What is my super invested in?
A staple for financial planning is the long term investment asset of superannuation. For most people, when the topic shifts to their superannuation at the neighbourhood BBQ they mostly reply with “my super is with… and I don’t know how much is in it” or “who is my super again?, I think I have about 3 different ones”. Great start but this act of neglect can prove hazardous to what is mostly likely going to become your largest investment asset over the course of your life.
Superannuation is a complex beast with rules and regulations that even the strongest willed individual collapse at the knees in terror trying to understand. Knee trembling fear aside, it’s important to understand your superannuation provider and where your funds are invested. For most people, often starting with a new employer, you will supply the initial tax file declaration, and your choice of super fund, to which most people let the employer choose. Having the employer choose your superannuation may not always be as advantageous as you would think. Employers must contribute to your superannuation but they aren’t there to ensure your funds are invested to the best of its ability and the end game of this means that your funds will most often get invested into the superannuation providers default fund.
Default funds are not necessarily a bad thing but default means default and default for the most part is the safe haven for the superannuation provider to aim at achieving you the average investment return measured against all other industry or employer funds. The average returns generated from these default funds isn’t the outcome you should be seeking to achieve, especially if you are quite young and have decades of prosperous employment left.
Am I in a default fund?
A good place to understand your investment options is to dust off your miners hard hat, grab some rope, venture into your filling system and dig out your superannuation statement or statements. Have a nice Sunday afternoon read and see what’s what. All statements will show who they are, how much you have, what your funds are invested in and what fees they are charging and what returns you have made in the past 6-12 months. The default funds are usually referenced with “balanced option”, “core option”, and the dead giveaway is the “mysuper option”. To take away the fun of this game some literally say “default”.

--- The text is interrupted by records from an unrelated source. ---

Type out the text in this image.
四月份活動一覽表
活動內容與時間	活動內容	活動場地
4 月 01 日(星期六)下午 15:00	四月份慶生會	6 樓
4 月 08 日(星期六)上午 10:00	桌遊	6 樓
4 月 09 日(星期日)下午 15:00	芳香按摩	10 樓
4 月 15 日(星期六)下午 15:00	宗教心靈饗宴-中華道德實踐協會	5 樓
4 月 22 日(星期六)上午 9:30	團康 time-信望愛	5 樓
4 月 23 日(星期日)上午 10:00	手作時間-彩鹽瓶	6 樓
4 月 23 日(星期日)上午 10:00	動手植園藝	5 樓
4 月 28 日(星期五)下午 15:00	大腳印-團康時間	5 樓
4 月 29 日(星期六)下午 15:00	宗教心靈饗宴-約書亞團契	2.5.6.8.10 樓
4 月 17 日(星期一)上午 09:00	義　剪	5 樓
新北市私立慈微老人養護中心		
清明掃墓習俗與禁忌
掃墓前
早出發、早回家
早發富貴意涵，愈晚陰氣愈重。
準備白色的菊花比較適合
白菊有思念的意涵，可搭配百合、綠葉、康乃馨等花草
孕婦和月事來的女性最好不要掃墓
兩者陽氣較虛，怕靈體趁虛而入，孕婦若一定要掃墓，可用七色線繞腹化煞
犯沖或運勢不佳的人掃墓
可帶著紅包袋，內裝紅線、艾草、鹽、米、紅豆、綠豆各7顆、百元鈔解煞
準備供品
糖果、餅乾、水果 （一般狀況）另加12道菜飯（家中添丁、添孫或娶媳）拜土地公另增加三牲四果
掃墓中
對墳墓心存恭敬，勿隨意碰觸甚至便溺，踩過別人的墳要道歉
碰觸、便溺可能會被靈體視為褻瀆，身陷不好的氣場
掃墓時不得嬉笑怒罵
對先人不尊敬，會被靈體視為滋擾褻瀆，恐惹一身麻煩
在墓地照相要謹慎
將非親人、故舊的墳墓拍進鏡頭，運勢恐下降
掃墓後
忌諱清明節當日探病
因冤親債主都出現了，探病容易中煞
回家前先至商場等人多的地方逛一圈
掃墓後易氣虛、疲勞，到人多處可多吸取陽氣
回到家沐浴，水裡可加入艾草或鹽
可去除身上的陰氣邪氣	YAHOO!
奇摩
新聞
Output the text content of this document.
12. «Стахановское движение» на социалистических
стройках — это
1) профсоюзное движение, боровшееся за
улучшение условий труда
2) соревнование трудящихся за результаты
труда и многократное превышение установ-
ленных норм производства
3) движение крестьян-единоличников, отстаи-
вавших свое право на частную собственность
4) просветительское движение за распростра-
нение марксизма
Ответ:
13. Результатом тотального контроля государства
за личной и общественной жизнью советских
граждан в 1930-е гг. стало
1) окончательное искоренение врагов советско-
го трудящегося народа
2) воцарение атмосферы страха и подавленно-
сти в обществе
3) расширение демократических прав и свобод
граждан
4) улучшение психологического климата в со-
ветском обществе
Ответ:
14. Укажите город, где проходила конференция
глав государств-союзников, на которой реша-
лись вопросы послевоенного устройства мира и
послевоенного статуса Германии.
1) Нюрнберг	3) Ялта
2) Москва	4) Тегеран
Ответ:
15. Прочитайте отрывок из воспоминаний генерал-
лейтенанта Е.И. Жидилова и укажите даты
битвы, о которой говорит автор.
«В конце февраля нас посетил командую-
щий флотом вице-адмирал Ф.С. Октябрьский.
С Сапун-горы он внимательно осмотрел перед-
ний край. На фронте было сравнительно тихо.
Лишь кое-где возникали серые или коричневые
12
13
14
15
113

If you don’t have a statement but are aware of whom your provider is with. Pick up the phone and start dialing, like the superannuation genius I’ve made you. A few details about yourself, be prepared you will have to remember your birthday, and they can provide you with your member number, your balance, and where your funds are invested.
O.M.G I think I have one.
So your holding the Tim Tam in one hand and in the other hand your statement reads “mysuper option” and a moment of disbelieve sends a momentary pause to your heart. Its ok, breath deep, calm Blue Ocean. Perform an internet search of your providers and on their website they provide details of each investment option they can provide you with. Each investment option will have its own fees and asset allocation mix (ie, cash, fixed interest, infrastructure, property etc), all of which affect the long term performance and the returns you receive on your funds invested.
Have a look at the different options they have available to invest your funds, industry or employer funds have around 10 or so options. Have a look at the returns each one gives. And not just the short term 6 month or 12 month returns. Look at the long term returns, 3 years, 5 years and 10 years.
Why am I looking at my super again?
So here is the kicker, let’s use some assumptions and speak in hypothetical terms. Let’s assume your default fund returns about 6.5% over 10 years. Yep, that sounds default safe. And have a look around for their growth or aggressive option, maybe it says 7.5% over 10 years. Hmm, not much of a difference…I read your blog article for THIS!!!? Calm down, blue ocean again. Well if you are not going to retire soon than 1% difference, compounded, emphasis on compounded, over 10 or more years can mean a huge difference in the balance of your superannuation funds.
Have a look at the asset allocation mix, hopefully the provider shows you a wonderful pie chart with happy rainbow colours. How much of your account is held in cash or fixed interest? If there is more than 50% in cash or fixed interest combined then you may have a bigger problem. As this means your funds are in defensive assets and are considered low risk. Low risk means low returns. Low returns means less money for you.
So at this point you have helmet hair, chocolate fingers, aren’t doing the calm blue ocean thing and a look on your face of despair from when you found out your parents were having a second child. You have no idea if your default fund is even worth it or not. Well, this is where the occupation demand for a financial planner came from, to help you understand these complexities of your superannuation and help guide you to where you should be. Some people need more growth and others need that 50% defensive asset base. It’s important to evaluate your circumstance and understand that having money in super won’t be the be all and end all for you. Even if just knowing where your funds are invested for now, then that’s a huge step in being proactive towards an ultimately greater superannuation savings.